At what value of M does the result lose significance?
The average treatment effect on the treated loses significance (confidence interval crosses zero) at approximately M = 0.030. This means that if we believe the pre-trend violation slope could be as large as 3 index points per quarter, we can no longer rule out a zero effect. Since our CS pre-trends are essentially zero, this is a fairly large violation to entertain — the result is reasonably robust.

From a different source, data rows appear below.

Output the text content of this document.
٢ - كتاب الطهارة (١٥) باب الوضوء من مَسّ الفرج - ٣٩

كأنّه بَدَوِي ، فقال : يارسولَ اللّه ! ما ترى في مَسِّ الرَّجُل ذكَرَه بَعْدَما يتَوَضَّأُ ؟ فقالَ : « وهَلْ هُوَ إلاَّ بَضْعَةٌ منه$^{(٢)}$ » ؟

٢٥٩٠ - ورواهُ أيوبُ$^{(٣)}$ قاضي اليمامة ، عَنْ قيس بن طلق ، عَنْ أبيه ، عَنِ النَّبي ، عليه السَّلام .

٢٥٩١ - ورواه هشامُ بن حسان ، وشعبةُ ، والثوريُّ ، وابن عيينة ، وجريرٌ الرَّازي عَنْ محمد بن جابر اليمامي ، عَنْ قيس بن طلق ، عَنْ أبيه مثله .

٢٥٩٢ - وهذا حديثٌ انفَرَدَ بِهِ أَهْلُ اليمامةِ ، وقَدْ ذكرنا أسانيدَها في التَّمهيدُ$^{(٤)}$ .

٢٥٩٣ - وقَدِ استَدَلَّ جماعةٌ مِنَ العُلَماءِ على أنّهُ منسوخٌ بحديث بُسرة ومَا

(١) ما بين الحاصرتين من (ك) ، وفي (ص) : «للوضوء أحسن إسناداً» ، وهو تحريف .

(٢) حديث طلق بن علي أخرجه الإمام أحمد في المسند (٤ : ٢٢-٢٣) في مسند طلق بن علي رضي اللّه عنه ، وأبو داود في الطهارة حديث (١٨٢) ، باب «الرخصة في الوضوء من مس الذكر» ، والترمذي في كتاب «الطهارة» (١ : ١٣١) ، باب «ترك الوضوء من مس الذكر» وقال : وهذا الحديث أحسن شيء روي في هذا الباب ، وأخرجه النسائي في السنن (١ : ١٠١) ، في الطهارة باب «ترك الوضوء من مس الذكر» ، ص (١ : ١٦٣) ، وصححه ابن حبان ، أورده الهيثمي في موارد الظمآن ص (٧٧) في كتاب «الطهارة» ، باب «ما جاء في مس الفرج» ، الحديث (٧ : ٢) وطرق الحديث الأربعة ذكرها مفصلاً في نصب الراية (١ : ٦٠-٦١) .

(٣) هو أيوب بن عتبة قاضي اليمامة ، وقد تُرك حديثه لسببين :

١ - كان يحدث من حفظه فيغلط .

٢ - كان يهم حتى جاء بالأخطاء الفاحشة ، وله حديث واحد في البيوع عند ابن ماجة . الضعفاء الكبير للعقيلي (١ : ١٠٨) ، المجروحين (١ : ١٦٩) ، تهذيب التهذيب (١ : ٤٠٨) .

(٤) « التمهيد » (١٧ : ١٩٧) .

Goodman-Bacon (2021) shows that the TWFE DiD estimator is a weighted average of all possible 2×2 DiD comparisons. Some comparisons are "clean" (treated vs. never-treated), while others are "bad" (earlier-treated vs. later-treated, or vice versa). The chart below shows the decomposition.
The "bad" comparisons (using already-treated as controls) carry 28% of the total weight but produce attenuated or wrong-sign estimates. This is why the TWFE estimate is biased toward zero relative to the CS estimate.
Why do "bad" comparisons matter?
When an already-treated unit is used as a control, its post-treatment trajectory already includes the treatment effect. If the treatment effect grows over time (dynamic effects), the "control" is itself changing, leading to an underestimate of the true effect. If treatment effects are heterogeneous across cohorts, the bias can go in either direction — including producing negative weights on some group-time ATTs.
Results & Export
| Estimator | ATT | SE | 95% CI | Pre-Trends F | Verdict |
|---|---|---|---|---|---|
| TWFE | −5.83 | 1.41 | [−8.60, −3.06] | 4.28 (p=0.006) | Contaminated |
| CS | −8.72 | 1.28 | [−11.23, −6.21] | 0.42 (p=0.738) | Preferred |
| CS by group: | |||||
| Poland Q1 2022 | −12.34 | 2.15 | [−16.55, −8.13] | Largest effect | |
| Germany Q2 2022 | −9.61 | 1.87 | [−13.28, −5.94] | Energy channel | |
| France Q3 2022 | −6.28 | 1.52 | [−9.26, −3.30] | Export channel | |
| Italy Q3 2022 | −7.15 | 1.63 | [−10.35, −3.95] | Trade channel | |
Key Takeaway
TWFE underestimates the true sanctions effect by approximately 33% (ATT = −5.83 vs. −8.72) due to contamination from using already-treated units as controls. The modern CS estimator reveals clean pre-trends and a larger, more precisely estimated effect. With staggered treatment and heterogeneous effects, always use a heterogeneity-robust estimator.